Base Gas Optimiser

Full-stack ML application predicting Base network gas prices to help users save on transaction fees

Winner
QMUL AI x Coinbase
40%
Max Gas Savings
Full-stack
ML Application

Problem

Base network gas prices fluctuate significantly, and users often pay more than necessary for transactions. The challenge was to build a system that predicts gas prices and helps users time their transactions optimally to save on fees, with potential savings of up to 40%.

Approach

Built a full-stack ML application with React/TypeScript frontend and Python Flask backend. Used scikit-learn models to predict Base network gas prices based on real-time blockchain data, integrating with MetaMask for wallet support.
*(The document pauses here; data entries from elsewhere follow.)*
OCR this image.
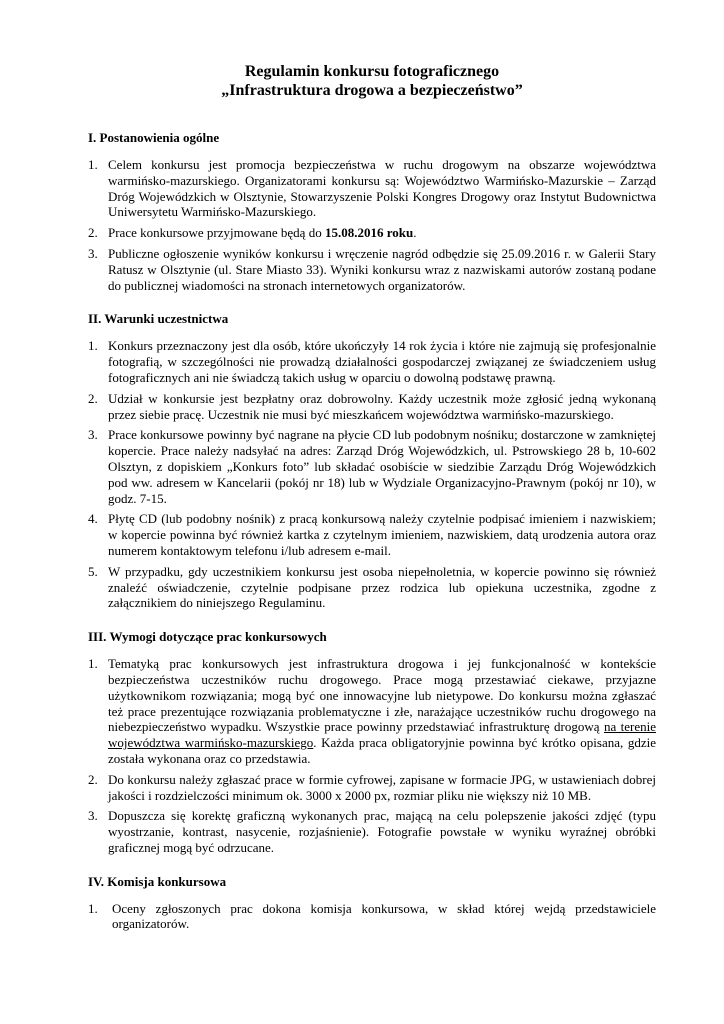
Regulamin konkursu fotograficznego
„Infrastruktura drogowa a bezpieczeństwo”
I. Postanowienia ogólne
1. Celem konkursu jest promocja bezpieczeństwa w ruchu drogowym na obszarze województwa warmińsko-mazurskiego. Organizatorami konkursu są: Województwo Warmińsko-Mazurskie – Zarząd Dróg Wojewódzkich w Olsztynie, Stowarzyszenie Polski Kongres Drogowy oraz Instytut Budownictwa Uniwersytetu Warmińsko-Mazurskiego.
2. Prace konkursowe przyjmowane będą do 15.08.2016 roku.
3. Publiczne ogłoszenie wyników konkursu i wręczenie nagród odbędzie się 25.09.2016 r. w Galerii Stary Ratusz w Olsztynie (ul. Stare Miasto 33). Wyniki konkursu wraz z nazwiskami autorów zostaną podane do publicznej wiadomości na stronach internetowych organizatorów.
II. Warunki uczestnictwa
1. Konkurs przeznaczony jest dla osób, które ukończyły 14 rok życia i które nie zajmują się profesjonalnie fotografią, w szczególności nie prowadzą działalności gospodarczej związanej ze świadczeniem usług fotograficznych ani nie świadczą takich usług w oparciu o dowolną podstawę prawną.
2. Udział w konkursie jest bezpłatny oraz dobrowolny. Każdy uczestnik może zgłosić jedną wykonaną przez siebie pracę. Uczestnik nie musi być mieszkańcem województwa warmińsko-mazurskiego.
3. Prace konkursowe powinny być nagrane na płycie CD lub podobnym nośniku; dostarczone w zamkniętej kopercie. Prace należy nadsyłać na adres: Zarząd Dróg Wojewódzkich, ul. Pstrowskiego 28 b, 10-602 Olsztyn, z dopiskiem „Konkurs foto” lub składać osobiście w siedzibie Zarządu Dróg Wojewódzkich pod ww. adresem w Kancelarii (pokój nr 18) lub w Wydziale Organizacyjno-Prawnym (pokój nr 10), w godz. 7-15.
4. Płytę CD (lub podobny nośnik) z pracą konkursową należy czytelnie podpisać imieniem i nazwiskiem; w kopercie powinna być również kartka z czytelnym imieniem, nazwiskiem, datą urodzenia autora oraz numerem kontaktowym telefonu i/lub adresem e-mail.
5. W przypadku, gdy uczestnikiem konkursu jest osoba niepełnoletnia, w kopercie powinno się również znaleźć oświadczenie, czytelnie podpisane przez rodzica lub opiekuna uczestnika, zgodne z załącznikiem do niniejszego Regulaminu.
III. Wymogi dotyczące prac konkursowych
1. Tematyką prac konkursowych jest infrastruktura drogowa i jej funkcjonalność w kontekście bezpieczeństwa uczestników ruchu drogowego. Prace mogą przestawiać ciekawe, przyjazne użytkownikom rozwiązania; mogą być one innowacyjne lub nietypowe. Do konkursu można zgłaszać też prace prezentujące rozwiązania problematyczne i złe, narażające uczestników ruchu drogowego na niebezpieczeństwo wypadku. Wszystkie prace powinny przedstawiać infrastrukturę drogową na terenie województwa warmińsko-mazurskiego. Każda praca obligatoryjnie powinna być krótko opisana, gdzie została wykonana oraz co przedstawia.
2. Do konkursu należy zgłaszać prace w formie cyfrowej, zapisane w formacie JPG, w ustawieniach dobrej jakości i rozdzielczości minimum ok. 3000 x 2000 px, rozmiar pliku nie większy niż 10 MB.
3. Dopuszcza się korektę graficzną wykonanych prac, mającą na celu polepszenie jakości zdjęć (typu wyostrzanie, kontrast, nasycenie, rozjaśnienie). Fotografie powstałe w wyniku wyraźnej obróbki graficznej mogą być odrzucane.
IV. Komisja konkursowa
1. Oceny zgłoszonych prac dokona komisja konkursowa, w skład której wejdą przedstawiciele organizatorów.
  • ML model development and training
  • Full-stack architecture (React + Flask)
  • Real-time blockchain data integration

Implementation

Developed a system featuring live gas indicators, 24-hour price predictions, and a savings calculator. The application integrates real-time blockchain data to provide accurate predictions and helps users optimize transaction timing.

Base Gas Optimiser Dashboard

Results

Won the QMUL AI Society x Coinbase Hackathon. The application successfully predicts gas prices and helps users save up to 40% on transaction fees by timing their transactions optimally. The full-stack implementation demonstrates end-to-end ML system development.